In the EU alone, a projected investment of over 35 billion can be expected in 2015, up from todays figure of 25 billion to 30 billion.
Ingmar Wilhelm, president of the European Photovoltaic Industry Association (EPIA) explained: "Todays cost predictions, driven also by economies of scale in light of global photovoltaic capacity, totaling 40,000 megawatts (MW) in 2010, show that the technology is on the brink of an economic breakthrough."
The "Solar Generation 6" study, carried out by EPIA and Greenpeace International, additionally believes PV could account for 12 percent of Europes power demand by 2020, and up to nine percent of global power demand by 2030. "Going forward," stated the report, "a share of over 20 percent of the world electricity demand in 2050 appears feasible, and opens a bright, clean and sunny future to all of us."

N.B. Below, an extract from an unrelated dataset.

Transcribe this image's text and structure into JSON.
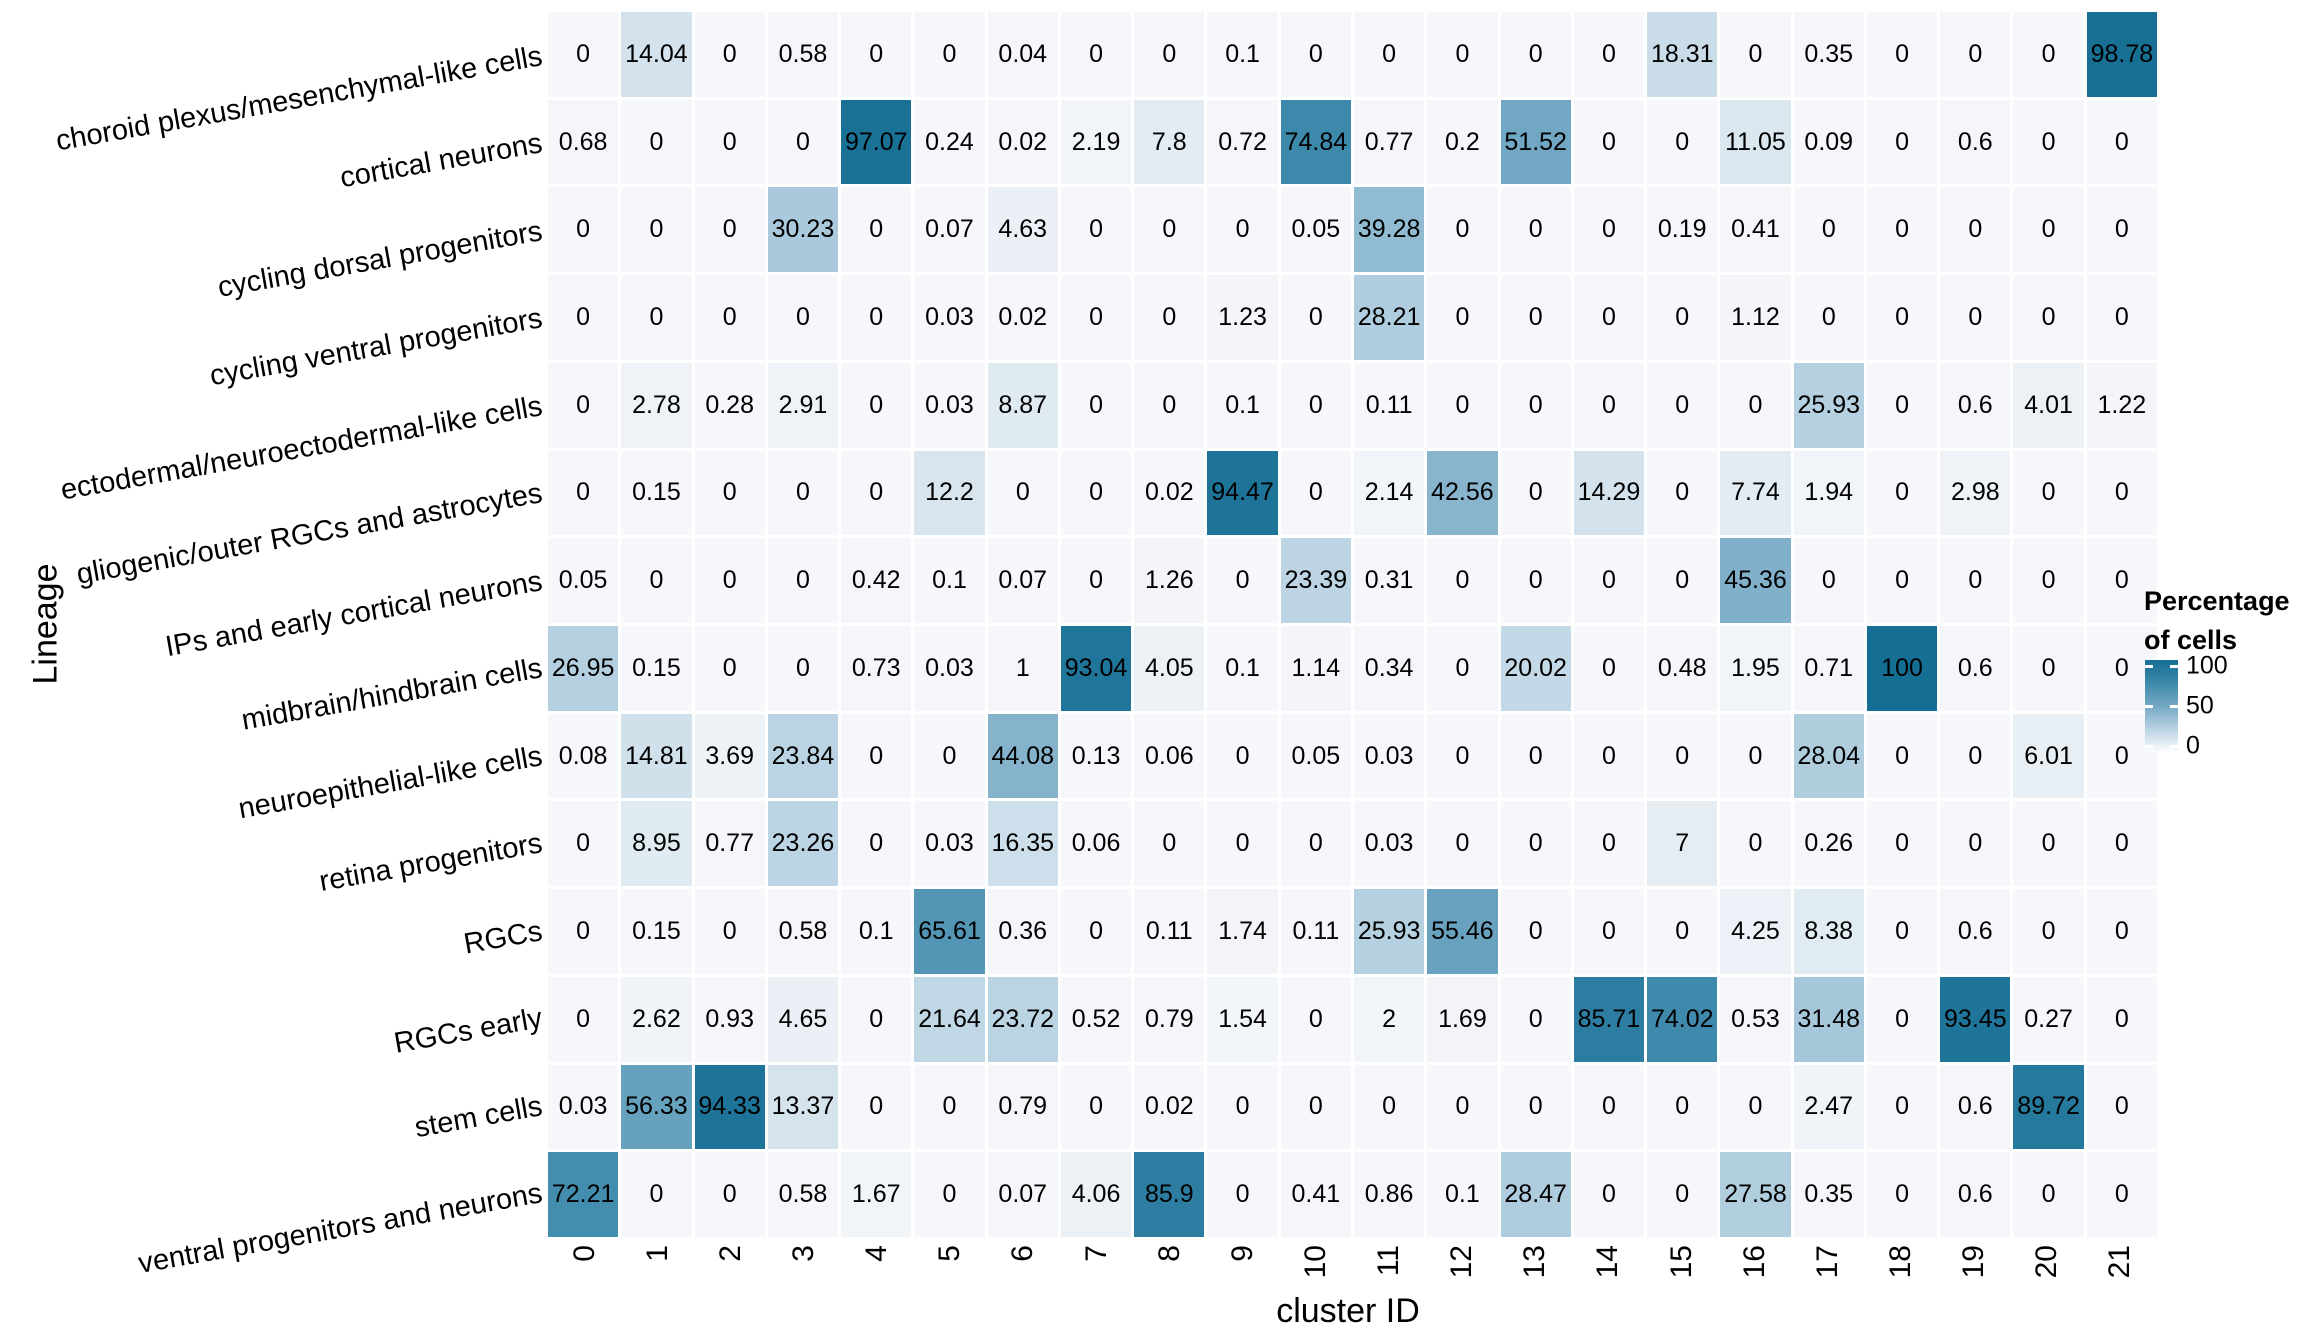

Efficiency not a major issue
The study also found that although the PV sector is "committed" to improved efficiency and cost reduction, they are not "major issues". Because they believe many countries will reach grid parity within the next few years, they say support schemes are more important. For example, a feed-in tariff (FIT), which guarantees investment for 15 to 20 years, is key, as is assessing PV profitability on a regular basis, and through internal rate of return calculations.

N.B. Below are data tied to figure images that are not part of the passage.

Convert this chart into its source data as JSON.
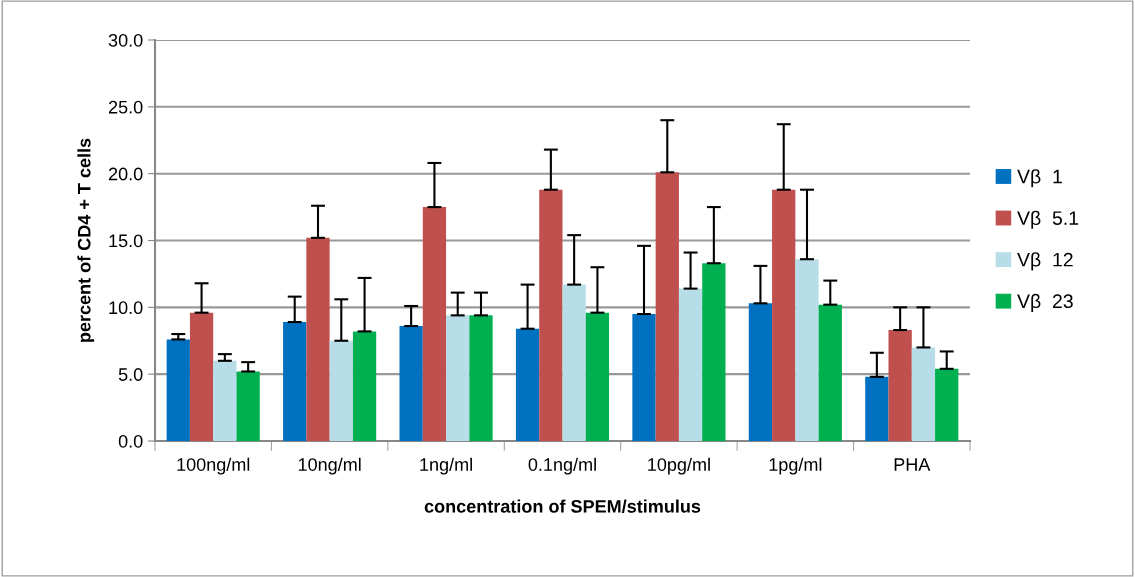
{
  "chart_data": {
    "type": "bar",
    "xlabel": "concentration of SPEM/stimulus",
    "ylabel": "percent of CD4 + T cells",
    "categories": [
      "100ng/ml",
      "10ng/ml",
      "1ng/ml",
      "0.1ng/ml",
      "10pg/ml",
      "1pg/ml",
      "PHA"
    ],
    "series": [
      {
        "name": "Vβ  1",
        "color": "#0070c0",
        "values": [
          7.6,
          8.9,
          8.6,
          8.4,
          9.5,
          10.3,
          4.8
        ],
        "errors": [
          [
            7.6,
            8.0
          ],
          [
            8.9,
            10.8
          ],
          [
            8.6,
            10.1
          ],
          [
            8.4,
            11.7
          ],
          [
            9.5,
            14.6
          ],
          [
            10.3,
            13.1
          ],
          [
            4.8,
            6.6
          ]
        ]
      },
      {
        "name": "Vβ  5.1",
        "color": "#c0504d",
        "values": [
          9.6,
          15.2,
          17.5,
          18.8,
          20.1,
          18.8,
          8.3
        ],
        "errors": [
          [
            9.6,
            11.8
          ],
          [
            15.2,
            17.6
          ],
          [
            17.5,
            20.8
          ],
          [
            18.8,
            21.8
          ],
          [
            20.1,
            24.0
          ],
          [
            18.8,
            23.7
          ],
          [
            8.3,
            10.0
          ]
        ]
      },
      {
        "name": "Vβ  12",
        "color": "#b7dde8",
        "values": [
          6.0,
          7.5,
          9.4,
          11.7,
          11.4,
          13.6,
          7.0
        ],
        "errors": [
          [
            6.0,
            6.5
          ],
          [
            7.5,
            10.6
          ],
          [
            9.4,
            11.1
          ],
          [
            11.7,
            15.4
          ],
          [
            11.4,
            14.1
          ],
          [
            13.6,
            18.8
          ],
          [
            7.0,
            10.0
          ]
        ]
      },
      {
        "name": "Vβ  23",
        "color": "#00b050",
        "values": [
          5.2,
          8.2,
          9.4,
          9.6,
          13.3,
          10.2,
          5.4
        ],
        "errors": [
          [
            5.2,
            5.9
          ],
          [
            8.2,
            12.2
          ],
          [
            9.4,
            11.1
          ],
          [
            9.6,
            13.0
          ],
          [
            13.3,
            17.5
          ],
          [
            10.2,
            12.0
          ],
          [
            5.4,
            6.7
          ]
        ]
      }
    ],
    "ylim": [
      0,
      30
    ],
    "yticks": [
      {
        "value": 0,
        "label": "0.0"
      },
      {
        "value": 5,
        "label": "5.0"
      },
      {
        "value": 10,
        "label": "10.0"
      },
      {
        "value": 15,
        "label": "15.0"
      },
      {
        "value": 20,
        "label": "20.0"
      },
      {
        "value": 25,
        "label": "25.0"
      },
      {
        "value": 30,
        "label": "30.0"
      }
    ],
    "grid": "y",
    "legend": "right"
  }
}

Controlling the market with an upgraded "corridor" concept is also advised. "The corridor is a market control mechanism that allows to adjust FIT levels to accelerate or slow the PV market in a country," explained the study. "The FIT level can be increased or decreased regularly in relation to how much PV is in the market against predefined thresholds at regular intervals (for example, annually)."
The study went on to say that PV prices have dropped some 40 percent since 2005. By 2015, it believes the cost of PV systems is expected to drop by an additional 40 percent, compared to current levels. As a result, it sees PV systems being able to compete with electricity prices for households in many countries of the EU within the next five years. "We aim to make this important phase of cost competitiveness visible, and EPIA will provide a realistic road-map for every country with clear concepts on market mechanisms allowing equal treatment of all electricity sources," said Wilhelm.
As part of the study, EPIA and Greenpeace also commissioned updated modeling into how much solar power the world could reasonably see in the world by 2030. They say the model shows that with a Paradigm Shift scenario towards solar power, "where real technical and commercial capacity is backed-up by strong political will", PV could provide 688 gigawatts (GW) by 2020 and 1,845 GW by 2030. It adds that under an accelerated scenario, "which follows the expansion pattern of the industry to date and includes moderate political support", PV could provide 345 GW by 2020 and 1,081 GW by 2030.
In terms of global job creation, the study stated that up to 1.62 million jobs could be available in 2015, with this figure rising to 3.62 million and 4.64 million in 2020 and 2030 respectively. Currently, in Europe, over 300,000 people are employed.
"Our goal is to make solar photovoltaic technology a mainstream power source through policy support at an optimal cost for consumers," said Sven Teske, senior energy expert at Greenpeace International. He added: "Solar photovoltaic is a key technology for combating climate change; our research shows that it creates 35 to 50 jobs per ton of CO2 savings and will increase the security of energy supply by reducing dependency on energy imports to Europe."